The pediatrics chairman and chief administrative officer at the Floating Hospital for Children at Tufts Medical Center said because the search was not on the agenda of the March 22 meeting of the SUNY Board of Trustees as expected, the search would have gone past his ability to honor portions of his current contract.
“I just ran out of time,” Schreiber said. “I really ran into a contractual time frame problem because I had obligations to my institution. Searches take time, and I regret that I had to pull my name out of this search.”
When they visited the college earlier in the semester, both former candidates named management of the school’s deficit to be one of the main challenges that would face the next president of SUNY New Paltz.
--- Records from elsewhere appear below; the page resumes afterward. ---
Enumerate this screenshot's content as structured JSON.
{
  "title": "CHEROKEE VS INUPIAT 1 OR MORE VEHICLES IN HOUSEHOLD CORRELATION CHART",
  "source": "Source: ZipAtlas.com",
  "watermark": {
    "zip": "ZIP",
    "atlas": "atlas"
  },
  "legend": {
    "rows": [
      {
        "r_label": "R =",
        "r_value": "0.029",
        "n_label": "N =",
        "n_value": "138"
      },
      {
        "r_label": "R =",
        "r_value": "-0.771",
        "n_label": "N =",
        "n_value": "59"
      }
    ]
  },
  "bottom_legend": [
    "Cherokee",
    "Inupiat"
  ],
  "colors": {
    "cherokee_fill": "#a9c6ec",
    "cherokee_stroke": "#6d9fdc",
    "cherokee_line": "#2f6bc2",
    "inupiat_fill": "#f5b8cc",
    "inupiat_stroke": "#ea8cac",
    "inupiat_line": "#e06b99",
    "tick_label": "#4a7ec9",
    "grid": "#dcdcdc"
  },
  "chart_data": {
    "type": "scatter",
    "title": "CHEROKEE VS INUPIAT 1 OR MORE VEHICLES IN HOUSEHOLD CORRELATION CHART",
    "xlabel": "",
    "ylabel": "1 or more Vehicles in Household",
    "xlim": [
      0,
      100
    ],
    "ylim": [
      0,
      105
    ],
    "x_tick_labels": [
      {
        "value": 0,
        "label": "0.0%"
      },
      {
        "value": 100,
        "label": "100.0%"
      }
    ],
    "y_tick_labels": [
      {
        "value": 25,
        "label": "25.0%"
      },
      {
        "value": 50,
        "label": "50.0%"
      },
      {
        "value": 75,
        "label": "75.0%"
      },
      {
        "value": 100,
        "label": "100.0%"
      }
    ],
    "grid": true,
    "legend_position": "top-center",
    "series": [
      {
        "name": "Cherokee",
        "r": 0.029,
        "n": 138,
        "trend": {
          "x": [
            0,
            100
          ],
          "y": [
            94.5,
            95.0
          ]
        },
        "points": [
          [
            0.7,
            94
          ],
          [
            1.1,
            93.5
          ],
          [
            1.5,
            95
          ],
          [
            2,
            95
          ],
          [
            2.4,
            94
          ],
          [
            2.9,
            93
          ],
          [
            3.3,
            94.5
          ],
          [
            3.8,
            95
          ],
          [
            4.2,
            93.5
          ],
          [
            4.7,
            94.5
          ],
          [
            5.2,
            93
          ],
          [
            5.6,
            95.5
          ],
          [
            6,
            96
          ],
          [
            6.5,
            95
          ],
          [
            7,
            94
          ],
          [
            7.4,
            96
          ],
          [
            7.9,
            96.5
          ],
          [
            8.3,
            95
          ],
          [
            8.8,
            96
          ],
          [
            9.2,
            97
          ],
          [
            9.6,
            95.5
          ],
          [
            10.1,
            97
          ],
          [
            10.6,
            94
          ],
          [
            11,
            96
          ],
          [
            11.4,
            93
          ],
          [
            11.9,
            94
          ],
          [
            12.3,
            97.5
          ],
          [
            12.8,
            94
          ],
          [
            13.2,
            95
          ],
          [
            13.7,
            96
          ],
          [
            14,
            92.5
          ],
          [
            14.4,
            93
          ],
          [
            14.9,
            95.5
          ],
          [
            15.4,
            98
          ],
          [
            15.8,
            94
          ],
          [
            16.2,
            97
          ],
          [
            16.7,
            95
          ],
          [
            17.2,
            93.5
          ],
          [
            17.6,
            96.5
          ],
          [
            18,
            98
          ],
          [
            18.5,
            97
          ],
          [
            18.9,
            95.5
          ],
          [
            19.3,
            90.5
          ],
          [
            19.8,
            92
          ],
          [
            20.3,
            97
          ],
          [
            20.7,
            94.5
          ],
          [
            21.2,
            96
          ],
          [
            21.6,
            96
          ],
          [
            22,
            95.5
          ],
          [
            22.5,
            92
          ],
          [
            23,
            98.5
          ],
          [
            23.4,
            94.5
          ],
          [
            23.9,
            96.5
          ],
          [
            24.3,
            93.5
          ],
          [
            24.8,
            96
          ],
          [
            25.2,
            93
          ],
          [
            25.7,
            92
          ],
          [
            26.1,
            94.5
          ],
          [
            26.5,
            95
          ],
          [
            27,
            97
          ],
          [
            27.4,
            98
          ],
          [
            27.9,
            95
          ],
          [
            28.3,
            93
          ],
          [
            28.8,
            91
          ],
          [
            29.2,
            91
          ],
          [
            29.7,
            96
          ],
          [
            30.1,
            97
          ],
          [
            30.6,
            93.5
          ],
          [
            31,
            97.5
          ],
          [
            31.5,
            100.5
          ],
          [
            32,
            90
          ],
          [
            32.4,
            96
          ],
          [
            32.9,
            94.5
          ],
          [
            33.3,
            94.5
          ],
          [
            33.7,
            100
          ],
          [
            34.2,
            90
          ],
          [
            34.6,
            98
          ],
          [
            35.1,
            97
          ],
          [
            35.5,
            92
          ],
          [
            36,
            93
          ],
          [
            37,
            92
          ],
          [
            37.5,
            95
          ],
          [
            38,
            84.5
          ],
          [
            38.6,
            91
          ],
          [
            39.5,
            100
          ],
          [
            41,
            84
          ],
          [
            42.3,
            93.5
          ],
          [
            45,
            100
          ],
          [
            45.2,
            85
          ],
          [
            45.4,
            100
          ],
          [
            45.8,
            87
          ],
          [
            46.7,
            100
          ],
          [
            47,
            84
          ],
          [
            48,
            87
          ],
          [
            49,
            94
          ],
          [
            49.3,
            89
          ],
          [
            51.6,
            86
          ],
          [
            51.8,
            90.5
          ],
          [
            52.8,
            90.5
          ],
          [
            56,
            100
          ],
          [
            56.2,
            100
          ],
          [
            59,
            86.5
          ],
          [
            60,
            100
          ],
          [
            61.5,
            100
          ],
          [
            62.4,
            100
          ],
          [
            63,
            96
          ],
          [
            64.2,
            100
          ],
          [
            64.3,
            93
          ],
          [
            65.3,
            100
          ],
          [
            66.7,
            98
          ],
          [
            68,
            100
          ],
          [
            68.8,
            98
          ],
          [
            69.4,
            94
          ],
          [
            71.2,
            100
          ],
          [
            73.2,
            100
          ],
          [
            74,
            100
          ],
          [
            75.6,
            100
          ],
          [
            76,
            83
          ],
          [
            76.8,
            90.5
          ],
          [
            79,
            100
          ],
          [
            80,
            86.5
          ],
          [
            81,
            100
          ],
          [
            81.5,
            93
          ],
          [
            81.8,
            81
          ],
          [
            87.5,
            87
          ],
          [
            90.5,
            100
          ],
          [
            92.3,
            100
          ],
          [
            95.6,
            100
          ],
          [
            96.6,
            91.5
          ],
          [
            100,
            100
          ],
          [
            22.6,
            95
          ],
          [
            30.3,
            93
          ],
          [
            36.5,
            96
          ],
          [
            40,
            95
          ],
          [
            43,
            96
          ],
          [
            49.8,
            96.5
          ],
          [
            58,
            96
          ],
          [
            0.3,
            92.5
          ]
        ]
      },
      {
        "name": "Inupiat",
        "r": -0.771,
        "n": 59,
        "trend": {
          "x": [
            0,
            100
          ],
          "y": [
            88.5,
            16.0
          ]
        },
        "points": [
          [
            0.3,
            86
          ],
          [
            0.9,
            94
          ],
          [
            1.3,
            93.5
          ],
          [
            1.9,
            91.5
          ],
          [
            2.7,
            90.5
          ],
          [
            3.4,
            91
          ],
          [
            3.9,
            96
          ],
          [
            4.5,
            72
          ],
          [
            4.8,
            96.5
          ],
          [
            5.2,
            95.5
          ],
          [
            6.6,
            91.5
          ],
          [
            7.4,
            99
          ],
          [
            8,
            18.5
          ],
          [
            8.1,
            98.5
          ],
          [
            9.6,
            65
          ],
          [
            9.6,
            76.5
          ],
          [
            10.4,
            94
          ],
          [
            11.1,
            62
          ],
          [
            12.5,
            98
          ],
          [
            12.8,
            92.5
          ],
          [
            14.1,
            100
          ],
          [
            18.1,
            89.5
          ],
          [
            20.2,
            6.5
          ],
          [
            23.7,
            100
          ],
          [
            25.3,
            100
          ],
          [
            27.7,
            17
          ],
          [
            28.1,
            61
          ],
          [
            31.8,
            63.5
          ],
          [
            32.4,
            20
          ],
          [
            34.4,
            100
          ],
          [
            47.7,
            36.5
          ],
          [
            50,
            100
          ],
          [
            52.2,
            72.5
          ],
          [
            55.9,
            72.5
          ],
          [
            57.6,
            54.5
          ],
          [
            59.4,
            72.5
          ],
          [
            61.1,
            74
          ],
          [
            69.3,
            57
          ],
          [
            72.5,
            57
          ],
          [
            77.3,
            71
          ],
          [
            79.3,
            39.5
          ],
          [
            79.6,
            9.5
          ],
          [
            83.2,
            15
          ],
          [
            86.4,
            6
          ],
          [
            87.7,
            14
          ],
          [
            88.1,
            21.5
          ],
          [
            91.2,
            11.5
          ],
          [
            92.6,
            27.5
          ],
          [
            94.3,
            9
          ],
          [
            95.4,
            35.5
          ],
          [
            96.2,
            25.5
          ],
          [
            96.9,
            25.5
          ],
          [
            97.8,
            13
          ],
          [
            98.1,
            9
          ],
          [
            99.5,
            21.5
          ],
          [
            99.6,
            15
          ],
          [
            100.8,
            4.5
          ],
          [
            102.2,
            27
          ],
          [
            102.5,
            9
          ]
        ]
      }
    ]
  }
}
While the search continues, Interim President Donald Christian will continue to work with other administrators to meet what he estimates to be a $6.3 million shortfall, caused in part by cuts in state support.
Gow said that the budget situation at New Paltz and the governor’s resistance to raise tuition to fill in revenue gaps was also a consideration for him when he withdrew from the search.
“Deficits everywhere pose very big challenges, and the interest in not raising tuition is going to make it difficult to solve the budget problem at New Paltz,” he said. “I led the way for that at LaCrosse and if it appeared as though I had that opportunity at New Paltz, it would make the position much more attractive. But that does not seem like a possibility.”
Mary Papazian, the provost of Lehman College, is the only person who did not withdraw from the group of finalists. Zimpher has already permitted the search to continue without a specific timeline, Grady said.
According to the SUNY Guidelines for Conducting Presidential Searches, if the chancellor or board of trustees decide to continue or reopen a search, it is within their discretion to require the college’s council chair to also appoint a new search committee.
Student Association President Jennifer Sanchez said she hopes she and others who worked on the search committee this past year will be able to continue to look for the next president of the college.
“We’ve already worked on this for months,” she said. “We want to work to see this through.”
Grady said the details of the continued search are still being sorted out, and college officials will issue updates to the campus as more information becomes available.